Latte, Uova, Vodka: liste della spesa come oggetti smarriti e ritrovati
C’è chi, tra le corsie del supermercato, vede solo carrelli e promozioni. E poi c’è Bill Keaggy, artista e scrittore americano, che nelle liste della spesa smarrite trova racconti umani, indizi culturali e inaspettate scintille poetiche. Da oltre vent’anni, Keaggy raccoglie e archivia biglietti dimenticati, frammenti cartacei che la maggior parte di noi getterebbe senza esitazione. Il suo progetto, The Grocery List Collection, è diventato un sito web e un libro – Milk Eggs Vodka: Grocery Lists Lost and Found – che esplora il potere narrativo dell’infinitamente banale.
Nato e residente a St. Louis, Missouri, Keaggy è fondatore di un’agenzia di comunicazione visiva strategica chiamata Tremendousness. Ma è soprattutto un collezionista atipico, mosso da un interesse quasi antropologico per ciò che di solito resta invisibile. “Ogni lista è unica, ma anche universale”, afferma. In poche righe storte e sbilenche, spesso scritte in fretta, si intravedono esistenze, desideri, abitudini, dimenticanze. Un nome barrato, un prodotto insolito, un commento marginale: tutto può diventare narrazione.
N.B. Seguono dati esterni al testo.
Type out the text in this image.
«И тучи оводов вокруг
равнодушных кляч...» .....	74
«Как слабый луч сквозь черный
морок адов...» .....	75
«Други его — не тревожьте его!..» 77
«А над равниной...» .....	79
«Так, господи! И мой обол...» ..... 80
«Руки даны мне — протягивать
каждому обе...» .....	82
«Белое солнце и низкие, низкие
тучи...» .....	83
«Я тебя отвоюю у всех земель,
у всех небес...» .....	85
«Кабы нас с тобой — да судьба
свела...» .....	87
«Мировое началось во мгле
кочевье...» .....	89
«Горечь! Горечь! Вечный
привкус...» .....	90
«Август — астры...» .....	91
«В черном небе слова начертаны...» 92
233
Le liste raccolte da Keaggy spaziano dal prevedibile – latte, uova, pane – al surreale: “un abbraccio”, “niente panico”, “polpette + pazienza”. Ce ne sono di concise, altre piene di correzioni e riscritture, alcune scarabocchiate su scontrini o pezzi di cartone. Ma ciò che le unisce è la capacità di evocare un universo personale e anonimo al tempo stesso. “È come guardare per un attimo dalla finestra di qualcun altro”, dice Keaggy, sottolineando quanto anche gli oggetti più prosaici possano rivelare un’intimità inaspettata.
Nel suo archivio digitale, ogni lista è un invito implicito all’immaginazione. Un frammento della quotidianità che, decontestualizzato, diventa stimolo narrativo. Per Keaggy, la parte più interessante non è ciò che è scritto nero su bianco, ma ciò che manca: le assenze, le lacune, i vuoti da riempire. “Le liste ci raccontano una storia incompleta”, spiega, “e ci invitano a completarla”.
Il progetto ha trovato eco anche in episodi che, seppur casuali, ne confermano la forza simbolica. Nel 2017, ad esempio, l’ex calciatore del Real Madrid Manolo Sanchís ha scatenato un piccolo terremoto sui social network dopo aver pubblicato su Twitter, per errore, una fotografia in cui si intravedeva la sua lista della spesa. Ma non si trattava di una lista qualunque: accanto a voci comuni come “cacao per la mamma”, figuravano annotazioni degne di un noir, tra cui “proiettili per la 300”, “paradenti”, “due cani”. Un dettaglio curioso, comparso in un selfie scattato nella cabina di regia dello stadio Bernabéu, rimosso in fretta, ma non prima di aver alimentato una valanga di ipotesi ironiche e congetture più o meno fantasiose.
Un episodio come quello – apparentemente insignificante – è perfettamente in linea con la filosofia di Keaggy. “È affascinante come qualcosa di così piccolo possa provocare una reazione così grande”, osserva. Proprio perché non sono pensate per essere condivise, queste liste esercitano una forza comunicativa potente, spesso involontaria. Rivelano più di quanto immaginiamo: ciò che vogliamo, ciò che dimentichiamo, e anche come lo esprimiamo.
Nel suo libro Milk Eggs Vodka, Keaggy ha selezionato le liste più memorabili del suo archivio, componendo un ritratto collettivo di un’umanità che si rivela proprio nel gesto più quotidiano: fare la spesa. Alcune fanno sorridere, altre commuovono, altre ancora inquietano. Ma tutte, a modo loro, parlano di noi. Delle nostre priorità, delle urgenze del momento, del modo in cui pensiamo e annotiamo. Di come anche il linguaggio più semplice – quello della necessità – finisca per raccontare il nostro tempo.
È un paradosso curioso: in un’epoca dominata da immagini curate e messaggi costruiti, sono proprio questi fogli dimenticati a dirci qualcosa di autentico. Forse perché non sono filtrati, forse perché contengono errori, cancellature, esitazioni. O forse perché, come sostiene Keaggy, “ciò che compriamo, ciò che dimentichiamo, ciò che annotiamo frettolosamente… tutto dice più di noi di quanto potremmo immaginare”.
L’arte di raccogliere e guardare le liste della spesa non sta dunque nel trasformarle in cimeli, ma nel restituire loro una voce. Una voce che parla senza clamore, ma con insospettabile precisione. Che ci fa ridere, pensare o semplicemente ci ricorda che ogni giorno – anche tra i banchi del supermercato – è pieno di storie che vale la pena ascoltare.